In MSD-HSCT with Pesaro risk class 1–2 and well-controlled iron load before HSCT, a regimen with TFT, ATG, BM and without pre-conditioning therapy might be feasible, because CSA levels can be kept low and rapidly reduced due to the very low risk of severe GvHD. In UD-HSCT, however, the risk of severe aGvHD III-IV is significantly increased. Even with bone marrow as graft source, higher targeted CSA levels seem to be necessary especially at the time of engraftment and shortly thereafter. As a consequence, other measures such as either application of pre-conditioning or higher CD3+ cell count in the graft (for instance by application of unmanipulated PBSC [15, 26]) might be necessary to avoid MC and secondary graft failure. Unmanipulated PBSC seem promising in combination with treosulfan-based regimens [26] and high resolution HLA typing because risk of infections is not elevated and risk of severe aGvHD or cGvHD can be balanced by adequate GvHD prophylaxis.

The combination of extensive pre-conditioning therapy and high amount of ATG although protective against GF might be challenging due to higher incidences of cytomegalovirus reactivations and possibly also other infectious complications as well as TRM. Based on our retrospective data, such concepts might be considered primarily for high risk patients regarding GF (such as MMUD and/or Pesaro class 3) with careful virus monitoring and antiinfective prophylaxis.

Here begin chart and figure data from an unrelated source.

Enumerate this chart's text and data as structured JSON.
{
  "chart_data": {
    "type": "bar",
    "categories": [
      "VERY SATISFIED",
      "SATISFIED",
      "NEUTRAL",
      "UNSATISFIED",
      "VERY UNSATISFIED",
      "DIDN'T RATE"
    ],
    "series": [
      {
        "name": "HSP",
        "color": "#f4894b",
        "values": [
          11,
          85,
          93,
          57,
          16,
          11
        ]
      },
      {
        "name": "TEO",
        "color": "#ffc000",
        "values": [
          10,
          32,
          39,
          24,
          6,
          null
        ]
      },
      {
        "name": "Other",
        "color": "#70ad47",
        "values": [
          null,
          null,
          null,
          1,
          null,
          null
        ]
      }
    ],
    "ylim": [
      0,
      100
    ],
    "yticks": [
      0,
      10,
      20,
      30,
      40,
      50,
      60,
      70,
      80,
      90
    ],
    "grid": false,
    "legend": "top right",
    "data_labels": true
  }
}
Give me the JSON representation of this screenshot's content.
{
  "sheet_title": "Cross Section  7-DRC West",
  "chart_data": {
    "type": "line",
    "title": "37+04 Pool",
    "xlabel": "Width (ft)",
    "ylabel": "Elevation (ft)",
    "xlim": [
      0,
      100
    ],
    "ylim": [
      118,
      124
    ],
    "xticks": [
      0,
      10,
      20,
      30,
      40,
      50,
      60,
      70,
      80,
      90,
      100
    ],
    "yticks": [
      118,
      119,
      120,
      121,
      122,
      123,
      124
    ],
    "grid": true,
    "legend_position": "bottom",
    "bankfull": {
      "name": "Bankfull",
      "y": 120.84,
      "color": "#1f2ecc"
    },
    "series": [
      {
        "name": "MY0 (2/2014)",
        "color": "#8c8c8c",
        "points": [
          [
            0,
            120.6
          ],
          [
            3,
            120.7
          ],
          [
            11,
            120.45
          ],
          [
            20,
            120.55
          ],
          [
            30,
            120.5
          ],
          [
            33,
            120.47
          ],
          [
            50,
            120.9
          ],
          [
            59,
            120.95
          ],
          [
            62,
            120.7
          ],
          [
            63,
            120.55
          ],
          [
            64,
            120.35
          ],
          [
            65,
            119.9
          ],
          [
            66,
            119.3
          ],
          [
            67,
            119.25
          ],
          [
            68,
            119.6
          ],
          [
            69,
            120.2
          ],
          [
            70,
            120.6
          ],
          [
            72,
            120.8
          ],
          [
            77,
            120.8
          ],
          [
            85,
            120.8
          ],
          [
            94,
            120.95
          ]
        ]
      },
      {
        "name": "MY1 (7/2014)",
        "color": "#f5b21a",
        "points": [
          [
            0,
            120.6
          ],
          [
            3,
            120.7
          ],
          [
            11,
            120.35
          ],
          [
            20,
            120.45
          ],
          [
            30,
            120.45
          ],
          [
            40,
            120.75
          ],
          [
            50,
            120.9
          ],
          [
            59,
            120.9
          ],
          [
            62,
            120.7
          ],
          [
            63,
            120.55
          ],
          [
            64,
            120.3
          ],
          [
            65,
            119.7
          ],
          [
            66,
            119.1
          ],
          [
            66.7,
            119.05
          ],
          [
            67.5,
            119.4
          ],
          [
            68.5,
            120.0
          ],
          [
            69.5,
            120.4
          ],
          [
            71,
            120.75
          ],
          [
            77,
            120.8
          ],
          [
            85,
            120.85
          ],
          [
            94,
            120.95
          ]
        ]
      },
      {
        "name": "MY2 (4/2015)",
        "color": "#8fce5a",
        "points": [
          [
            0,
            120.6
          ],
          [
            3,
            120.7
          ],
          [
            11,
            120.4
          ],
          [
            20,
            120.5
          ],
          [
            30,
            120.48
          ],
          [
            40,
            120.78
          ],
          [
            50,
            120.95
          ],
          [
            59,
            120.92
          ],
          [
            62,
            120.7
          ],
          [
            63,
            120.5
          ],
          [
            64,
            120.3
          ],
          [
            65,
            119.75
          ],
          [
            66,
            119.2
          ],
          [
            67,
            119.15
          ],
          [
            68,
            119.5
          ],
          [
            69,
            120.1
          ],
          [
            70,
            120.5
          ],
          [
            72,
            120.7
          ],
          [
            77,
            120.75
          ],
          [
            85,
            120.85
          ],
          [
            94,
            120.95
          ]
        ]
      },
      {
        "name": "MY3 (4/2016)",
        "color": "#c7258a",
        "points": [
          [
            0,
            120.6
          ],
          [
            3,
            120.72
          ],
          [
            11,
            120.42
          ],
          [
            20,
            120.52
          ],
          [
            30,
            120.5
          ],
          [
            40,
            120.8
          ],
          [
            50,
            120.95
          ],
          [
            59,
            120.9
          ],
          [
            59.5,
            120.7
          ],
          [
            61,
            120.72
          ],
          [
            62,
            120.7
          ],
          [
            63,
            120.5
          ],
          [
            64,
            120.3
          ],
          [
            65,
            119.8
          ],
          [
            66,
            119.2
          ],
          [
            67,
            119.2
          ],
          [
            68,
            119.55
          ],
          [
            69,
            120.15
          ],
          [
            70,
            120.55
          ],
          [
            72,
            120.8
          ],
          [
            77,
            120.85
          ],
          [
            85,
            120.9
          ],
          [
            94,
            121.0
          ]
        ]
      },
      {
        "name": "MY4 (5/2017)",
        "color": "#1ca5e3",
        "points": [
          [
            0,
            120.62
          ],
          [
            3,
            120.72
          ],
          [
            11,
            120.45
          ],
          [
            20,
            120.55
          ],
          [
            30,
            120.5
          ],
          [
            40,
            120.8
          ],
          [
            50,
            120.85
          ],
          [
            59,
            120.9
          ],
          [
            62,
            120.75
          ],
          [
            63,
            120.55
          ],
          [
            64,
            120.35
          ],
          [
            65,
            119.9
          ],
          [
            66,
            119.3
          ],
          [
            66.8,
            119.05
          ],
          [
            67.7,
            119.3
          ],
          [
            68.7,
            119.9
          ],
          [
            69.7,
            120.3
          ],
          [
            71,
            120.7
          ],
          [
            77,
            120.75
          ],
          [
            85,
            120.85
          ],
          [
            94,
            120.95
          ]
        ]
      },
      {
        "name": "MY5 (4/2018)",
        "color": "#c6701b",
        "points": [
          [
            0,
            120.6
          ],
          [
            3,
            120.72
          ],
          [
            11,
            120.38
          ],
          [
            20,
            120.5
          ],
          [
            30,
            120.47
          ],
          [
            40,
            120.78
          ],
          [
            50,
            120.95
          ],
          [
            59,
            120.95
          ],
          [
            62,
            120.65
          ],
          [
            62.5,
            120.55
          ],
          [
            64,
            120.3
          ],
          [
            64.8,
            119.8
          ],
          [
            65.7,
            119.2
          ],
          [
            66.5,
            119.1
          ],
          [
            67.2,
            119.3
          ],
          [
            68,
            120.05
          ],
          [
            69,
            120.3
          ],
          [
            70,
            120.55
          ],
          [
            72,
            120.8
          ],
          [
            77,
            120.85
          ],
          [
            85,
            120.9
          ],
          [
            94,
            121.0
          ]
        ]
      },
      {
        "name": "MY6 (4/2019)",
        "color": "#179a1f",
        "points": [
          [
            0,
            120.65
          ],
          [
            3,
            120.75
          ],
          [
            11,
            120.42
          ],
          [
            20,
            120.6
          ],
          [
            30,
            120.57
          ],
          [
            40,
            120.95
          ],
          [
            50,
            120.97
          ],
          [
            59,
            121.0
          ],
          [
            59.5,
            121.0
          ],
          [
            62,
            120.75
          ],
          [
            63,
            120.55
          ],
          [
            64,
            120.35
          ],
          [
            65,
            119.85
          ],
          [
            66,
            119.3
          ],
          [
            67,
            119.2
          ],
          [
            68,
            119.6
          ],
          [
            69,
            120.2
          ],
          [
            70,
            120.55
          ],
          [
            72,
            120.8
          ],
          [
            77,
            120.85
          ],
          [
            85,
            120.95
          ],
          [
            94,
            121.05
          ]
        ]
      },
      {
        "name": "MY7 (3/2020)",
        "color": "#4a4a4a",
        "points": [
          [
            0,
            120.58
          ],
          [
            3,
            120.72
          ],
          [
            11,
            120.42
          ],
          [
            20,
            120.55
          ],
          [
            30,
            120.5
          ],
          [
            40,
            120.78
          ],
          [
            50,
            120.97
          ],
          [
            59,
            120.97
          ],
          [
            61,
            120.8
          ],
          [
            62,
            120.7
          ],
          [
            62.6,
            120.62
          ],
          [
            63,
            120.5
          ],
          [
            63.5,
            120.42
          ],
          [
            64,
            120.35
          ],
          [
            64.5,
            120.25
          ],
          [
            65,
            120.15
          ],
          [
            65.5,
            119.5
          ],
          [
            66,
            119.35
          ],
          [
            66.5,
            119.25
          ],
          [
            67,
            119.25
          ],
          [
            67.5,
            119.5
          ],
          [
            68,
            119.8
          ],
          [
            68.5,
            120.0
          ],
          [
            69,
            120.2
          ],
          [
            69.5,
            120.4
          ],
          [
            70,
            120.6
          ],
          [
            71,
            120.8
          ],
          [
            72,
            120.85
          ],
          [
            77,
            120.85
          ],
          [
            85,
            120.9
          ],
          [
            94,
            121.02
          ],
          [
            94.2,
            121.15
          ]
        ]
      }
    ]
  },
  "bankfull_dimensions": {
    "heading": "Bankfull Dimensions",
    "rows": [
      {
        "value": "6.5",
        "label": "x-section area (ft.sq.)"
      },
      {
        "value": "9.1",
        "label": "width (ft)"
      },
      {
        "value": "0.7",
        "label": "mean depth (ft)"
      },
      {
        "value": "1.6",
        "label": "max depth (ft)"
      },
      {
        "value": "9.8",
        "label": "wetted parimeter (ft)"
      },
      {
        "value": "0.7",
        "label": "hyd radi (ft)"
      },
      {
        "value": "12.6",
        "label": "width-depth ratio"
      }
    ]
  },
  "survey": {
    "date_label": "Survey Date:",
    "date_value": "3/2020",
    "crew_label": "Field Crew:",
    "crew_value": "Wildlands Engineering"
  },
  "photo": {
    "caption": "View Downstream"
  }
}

This retrospective, multicenter analysis is limited by the comparison of various concepts differing in several HSCT characteristics. In addition, the explanatory power of the statistical analysis was largely limited due to small number of events. Nevertheless, we have performed a very detailed data analysis which enabled us to describe important protective factors for secondary GF and MC such as CD3+ cell count in the graft or GvHD prophylaxis. These aspects may be used for optimization of risk-adapted conditioning regimens and the development of randomized studies in TDT. Ultimately, clinical experience with specific concepts, such as management of concept-specific complications and control of GvHD prophylaxis over time, certainly plays an essential role in final outcome.